Shoppers are being charged more for buying from smaller stores belonging to supermarkets than in larger sites owned by the same retailers, a BBC investigation has claimed.

In one case, a trolley of groceries cost almost £10 more in a smaller shop than at the same company’s superstore.

BBC show Inside Out looked at a mix of own-brand and branded items from two different types of Tesco, Sainsbury’s, Marks and Spencer and Waitrose stores.

At Marks and Spencer, the same trolley of shopping cost £103.26 at the Birmingham High Street store and £112.44 at Simply Food in Birmingham New Street Station.

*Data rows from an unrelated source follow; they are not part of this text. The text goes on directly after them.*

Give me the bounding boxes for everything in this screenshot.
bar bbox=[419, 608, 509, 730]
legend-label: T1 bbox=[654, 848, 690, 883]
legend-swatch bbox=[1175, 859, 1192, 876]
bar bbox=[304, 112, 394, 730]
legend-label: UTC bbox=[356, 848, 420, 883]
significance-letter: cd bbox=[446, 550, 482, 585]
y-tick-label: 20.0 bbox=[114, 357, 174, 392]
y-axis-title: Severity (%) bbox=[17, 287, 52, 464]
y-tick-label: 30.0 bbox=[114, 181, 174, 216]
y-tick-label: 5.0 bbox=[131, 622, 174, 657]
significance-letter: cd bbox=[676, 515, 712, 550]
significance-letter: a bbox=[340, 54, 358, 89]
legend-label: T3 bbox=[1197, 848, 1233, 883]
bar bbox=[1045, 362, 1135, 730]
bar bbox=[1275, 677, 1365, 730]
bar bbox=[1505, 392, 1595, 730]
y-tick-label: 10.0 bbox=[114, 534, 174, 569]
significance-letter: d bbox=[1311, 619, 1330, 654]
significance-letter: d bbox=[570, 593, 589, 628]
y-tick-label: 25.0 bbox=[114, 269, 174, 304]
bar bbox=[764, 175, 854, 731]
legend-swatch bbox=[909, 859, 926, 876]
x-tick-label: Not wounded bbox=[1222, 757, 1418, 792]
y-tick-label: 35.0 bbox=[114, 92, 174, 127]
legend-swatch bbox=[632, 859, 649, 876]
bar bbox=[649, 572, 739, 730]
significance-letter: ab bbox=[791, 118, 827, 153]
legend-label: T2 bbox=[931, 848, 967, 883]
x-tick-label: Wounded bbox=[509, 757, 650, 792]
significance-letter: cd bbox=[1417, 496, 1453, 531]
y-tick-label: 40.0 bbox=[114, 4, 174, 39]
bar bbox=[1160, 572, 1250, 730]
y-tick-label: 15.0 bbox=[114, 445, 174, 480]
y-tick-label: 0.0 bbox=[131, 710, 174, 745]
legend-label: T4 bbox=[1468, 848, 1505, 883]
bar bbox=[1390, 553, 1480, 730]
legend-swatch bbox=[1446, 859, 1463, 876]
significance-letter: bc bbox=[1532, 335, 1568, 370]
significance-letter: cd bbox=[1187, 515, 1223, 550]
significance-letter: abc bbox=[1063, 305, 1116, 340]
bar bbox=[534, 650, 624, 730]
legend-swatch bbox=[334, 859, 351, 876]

In the Tesco superstore on Camden Street, Birmingham, a banana cost 9p, but was priced at 25p at the Tesco Express in Fredrick Street, a mark-up of 177%.

The shops were visited between September and October this year.

Shopper Maggie Henning told the BBC she found she was spending more at Tesco Express after a Tesco supermarket she previously used in Birmingham, at Fiveways, closed.

She said: “It’s people like me, who need a convenience store because they haven’t got a car or can’t get to a large supermarket, that are actually paying the price for that.”

An analysis by Sylvia Rook – lead officer, Chartered Trading Standards Institute, explained that with normal economy and supplier demand, it is often the case that smaller shops, and those in more remote areas, will charge more.

Rook added that, with smaller stores, deliveries are also harder to get to them.

She believes shops must indicate whether an offer does not apply to small stores as well and sometimes shoppers will see in small print “not available in local stores”.

In reported statements, the supermarkets all agreed the increase in prices was because of higher operating costs in the convenience stores.

A Sainsbury’s spokesperson told Food Management Today: “There may be price and promotion differences between convenience stores and supermarkets where Sainsbury’s Local stores are located in city or town centre locations with higher operating costs.”

The full investigation can be seen on BBC Inside Out West Midlands at 7.30pm on BBC One tonight (Monday 19th November) and for 30 days after on the BBC iPlayer.

Food Management Today contacted all the retailers mentioned in the BBC report for comment.